Nokonofo Kitea (We Keep on Living This Way)
Myths and Music of Futuna, Vanuatu
Nokonofo Kitea, centered on stories and songs from the Polynesian outlier West Futuna, Vanuatu, aims to accomplish three goals: found a secular literature, celebrate and interpret the verbal arts, and connect ancestral discourses with the complex fabric of present-day lives.
In the narratives islanders past and present enunciate personal and social struggles, articulate power dynamics, and proclaim the cultural geography and cosmology that promote community. History emerges through their perspectives. Gender, marriage, residence, exchange, and alliance are interrogated; gluttony and conservation juxtaposed.
The disquiet associated with early evangelism is coded in metaphor. Homeland is ambiguously valued as secure yet confining while the horizon attracts yet endangers those who would travel. Offering a resource for renewed debate, the volume envisions a place for oral heritage in transforming present and future conditions associated with migration, urban development, nationalism, and globalization.
Every facet of the work is collaboratively shaped. Texts were selected and translations emerged in extended dialogues addressing literacy, audience diversity, and relevance. Narrative interpretations remain dialogic throughout the book, reflecting varying perspectives: melded, intermingled, or in conflict. Theoretical vantage points combine indigenous and Western positions. Local wisdom highlights the relations between surface utterances and underlying messages and emphasizes the potency of metaphor, enabling people to speak their minds while shielding their intentions. These ideas are linked in Western intellectual traditions to pursue relations between the said and the unsaid, center texts within imaginal and real contexts, and unravel figurative tropes.
This volume is a superb example of the kind of quality that a collaborative project, between expatriate academics and Pacific Islanders, can produce. The collaborative strategy has major implications for the discipline of anthropology in general. From the Vanuatu point of view it is an indication of the value of an approach, supported by the Vanuatu Cultural Center, that overseas academics should involve themselves with Cultural Center fieldworkers to produce materials important for present and future Vanuatu generations. Publication of Nokonofo Kitea will be a boost to Futunese identity as well as being an important contribution to Pacific studies. It is of value to Futunese, to Ni-Vanuatu, to Pacific Islanders, and to overseas academics.
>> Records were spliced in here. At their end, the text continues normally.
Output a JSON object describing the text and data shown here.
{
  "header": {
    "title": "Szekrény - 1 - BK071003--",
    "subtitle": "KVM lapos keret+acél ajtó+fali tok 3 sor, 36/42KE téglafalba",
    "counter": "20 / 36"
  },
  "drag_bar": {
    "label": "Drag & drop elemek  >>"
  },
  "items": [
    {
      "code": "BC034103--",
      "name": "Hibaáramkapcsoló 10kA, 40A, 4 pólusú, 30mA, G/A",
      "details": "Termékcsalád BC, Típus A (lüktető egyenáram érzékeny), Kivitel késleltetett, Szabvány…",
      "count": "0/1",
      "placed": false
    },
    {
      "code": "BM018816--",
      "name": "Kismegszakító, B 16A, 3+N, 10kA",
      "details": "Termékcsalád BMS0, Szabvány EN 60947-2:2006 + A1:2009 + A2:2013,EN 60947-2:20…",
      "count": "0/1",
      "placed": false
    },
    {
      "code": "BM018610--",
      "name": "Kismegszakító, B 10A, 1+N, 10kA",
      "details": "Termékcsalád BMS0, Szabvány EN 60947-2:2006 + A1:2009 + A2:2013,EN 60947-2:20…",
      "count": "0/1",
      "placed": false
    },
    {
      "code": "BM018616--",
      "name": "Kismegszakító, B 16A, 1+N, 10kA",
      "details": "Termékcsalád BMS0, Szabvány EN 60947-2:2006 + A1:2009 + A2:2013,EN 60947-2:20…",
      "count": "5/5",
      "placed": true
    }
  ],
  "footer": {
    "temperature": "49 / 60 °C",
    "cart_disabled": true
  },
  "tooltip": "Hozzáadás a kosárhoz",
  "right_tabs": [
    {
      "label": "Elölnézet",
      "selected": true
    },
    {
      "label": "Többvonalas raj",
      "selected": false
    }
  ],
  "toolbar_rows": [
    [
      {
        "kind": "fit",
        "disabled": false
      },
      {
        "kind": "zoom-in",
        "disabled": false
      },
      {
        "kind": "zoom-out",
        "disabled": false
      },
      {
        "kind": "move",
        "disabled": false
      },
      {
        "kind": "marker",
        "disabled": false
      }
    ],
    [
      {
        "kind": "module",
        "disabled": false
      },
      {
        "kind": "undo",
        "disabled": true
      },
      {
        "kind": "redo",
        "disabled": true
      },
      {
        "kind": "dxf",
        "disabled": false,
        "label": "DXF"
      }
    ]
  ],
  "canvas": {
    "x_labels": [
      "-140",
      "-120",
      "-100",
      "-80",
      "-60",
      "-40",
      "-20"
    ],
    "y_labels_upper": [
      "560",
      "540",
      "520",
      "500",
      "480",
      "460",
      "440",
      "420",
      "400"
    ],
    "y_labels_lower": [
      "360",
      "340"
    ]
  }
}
Being a remote Polynesian cultural outlier within southern Vanuatu, this work will appeal not only to those interested in Vanuatu but also to those concerned with Polynesian history.
This is the most detailed analysis of outlier oral tradtion I have read. Many of the points raised resonate with material from other outliers documented by my own experience and in published studies.
Nokonofo Kitea is an important theoretical and ethnographic contribution to Polynesian, and particularly Polynesian outlier, literatures. It is well presented. The tales are engaging. Translations are sensitive and reflect careful thought. The analysis is sophisticated yet readable and clearly tied to cultural and linguistic data. Keller and Kuautonga are eminently qualified to introduce West Futuna to anthropologists, linguists, folklorists, and ethnomusicologists and to preserve a record of oral traditions and language for the Futunese themselves.